The colonel’s books may have fed the intellectual needs of Ridgefielders, but there were more down-to-earth delights that Scott and his successor also satisfied. According to the Keith Jones of Ridgefield Historical Society, “The town’s first soda fountain was installed as far back as 1853 by none other than Hiram K. Scott at his Main Street drug store. In an incredible stroke of fortunate timing, Scott sold his drug business to H.P. Bissell four months before the Great Fire which completely destroyed the store in 1895. Bissell rebuilt immediately and purchased a shiny new state-of-the-art ‘frigid soda and mineral water draught apparatus’ from the Peeffer & Louis Company of Boston, complete with marble body, oaken top, fancy mirror, and assorted light fixtures.”
Scott was also involved in one of several unsuccessful efforts to bring a railroad to Ridgefield center. In 1867 he was named secretary and treasurer of small group who organized the Ridgefield and New York Rail Road. This and other efforts to bring rail service to the center shocked the Danbury and Norwalk Railroad into action — two years later, it began work on its spur line from Branchville to Ridgefield center, completed in 1870. That dampened interest on building yet another line into the center of town, and Scott’s railroad never laid a track.

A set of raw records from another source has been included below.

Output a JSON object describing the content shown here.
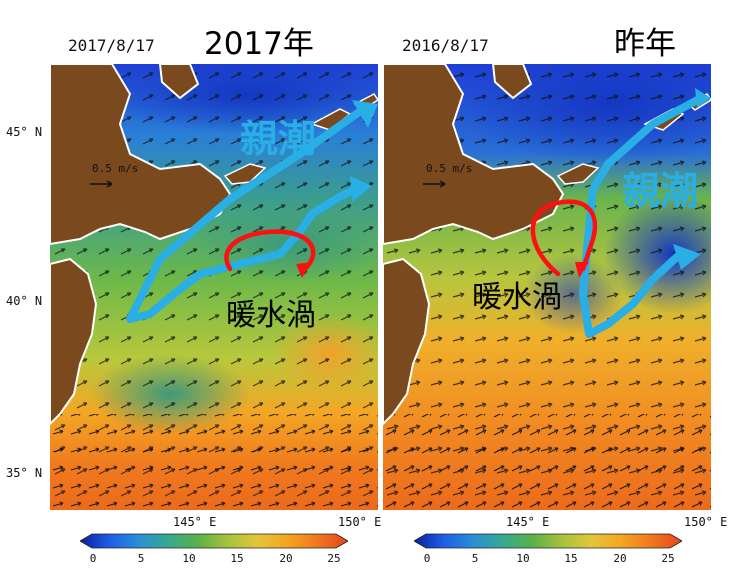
{
  "left_panel": {
    "date": "2017/8/17",
    "title": "2017年",
    "annotations": {
      "current": "親潮",
      "eddy": "暖水渦"
    },
    "scale_label": "0.5 m/s"
  },
  "right_panel": {
    "date": "2016/8/17",
    "title": "昨年",
    "annotations": {
      "current": "親潮",
      "eddy": "暖水渦"
    },
    "scale_label": "0.5 m/s"
  },
  "axes": {
    "lat_labels": [
      "45° N",
      "40° N",
      "35° N"
    ],
    "lon_labels": [
      "145° E",
      "150° E"
    ]
  },
  "colorbar": {
    "ticks": [
      "0",
      "5",
      "10",
      "15",
      "20",
      "25"
    ],
    "range": [
      0,
      25
    ],
    "colors": [
      "#0a1e9e",
      "#1f5ee6",
      "#2a8fd6",
      "#36a98f",
      "#5cb04a",
      "#a6c23c",
      "#e2c63a",
      "#f5a623",
      "#f07a1e",
      "#e5451b"
    ]
  },
  "colors": {
    "land": "#7a4a1e",
    "oyashio_arrow": "#29aee6",
    "eddy_arrow": "#ff1010"
  }
}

Scott seemed rather progressive when it came to transportation and perhaps even exercise (to work off the ice cream consumed at the soda fountain?). Back in 1893 Ridgefield banned operators of bicycles — called “wheelmen” — from using the sidewalks on Main Street. Cyclists much preferred the well-maintained sidewalks to a muddy, rutty and dung-dotted roadway (bicycles, not cars, were the main reason many of the busier roads in Connecticut began to be paved around the turn of the 20th Century after the League of American Wheelmen pressed for better highways.). In 1896 when he was in his 70s, Scott joined 23 people, including some other prominent citizens, in signing a petition, asking that wheelmen be allowed to use the sidewalks. The effort failed, and it wasn’t until nearly a hundred years later that bicycles were permitted on sidewalks (as long as they don’t operate “in a reckless manner with disregard for the safety of other persons using said public sidewalk”).
Colonel Scott was still on the job as town clerk when he died in 1909 at the age of 87. He had survived three wives, and had five children. One son, Hiram Jr., briefly succeeded him as town clerk and, in 1924, son George was elected town clerk and probate judge. His descendants and relatives still live in and about Ridgefield today.

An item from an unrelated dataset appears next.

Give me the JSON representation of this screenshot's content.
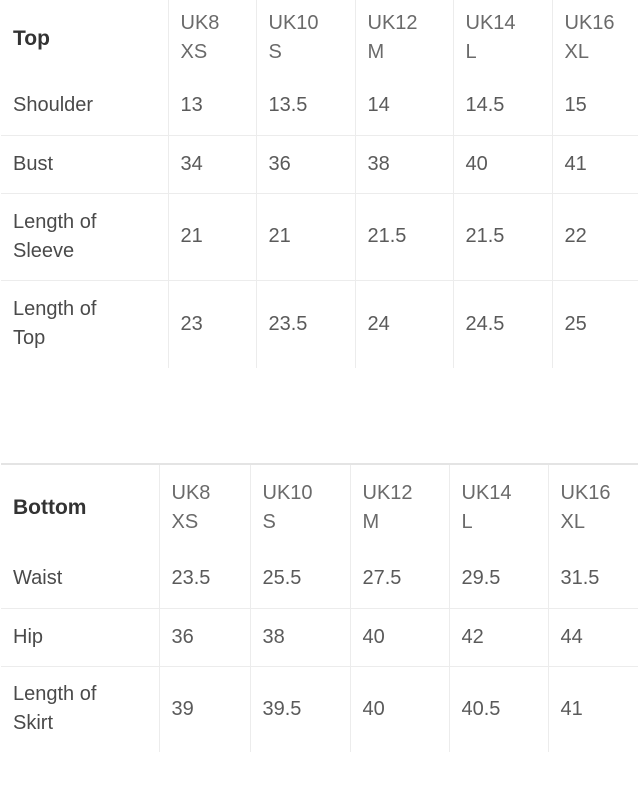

“So long a period of service in one community is a sufficient guarantee of Mr. Scott’s standing and worth as a man and citizen, as well as of his ability,” said The Commemorative Biographical Record of Fairfield County, published in 1899.
It added, “He has been through a long life...a kind of ‘general utility man’ in the community, his fellow citizens having the greatest confidence in his ability to further to success anything he undertakes, and in his integrity. In short, he has been a successful and a most useful man.”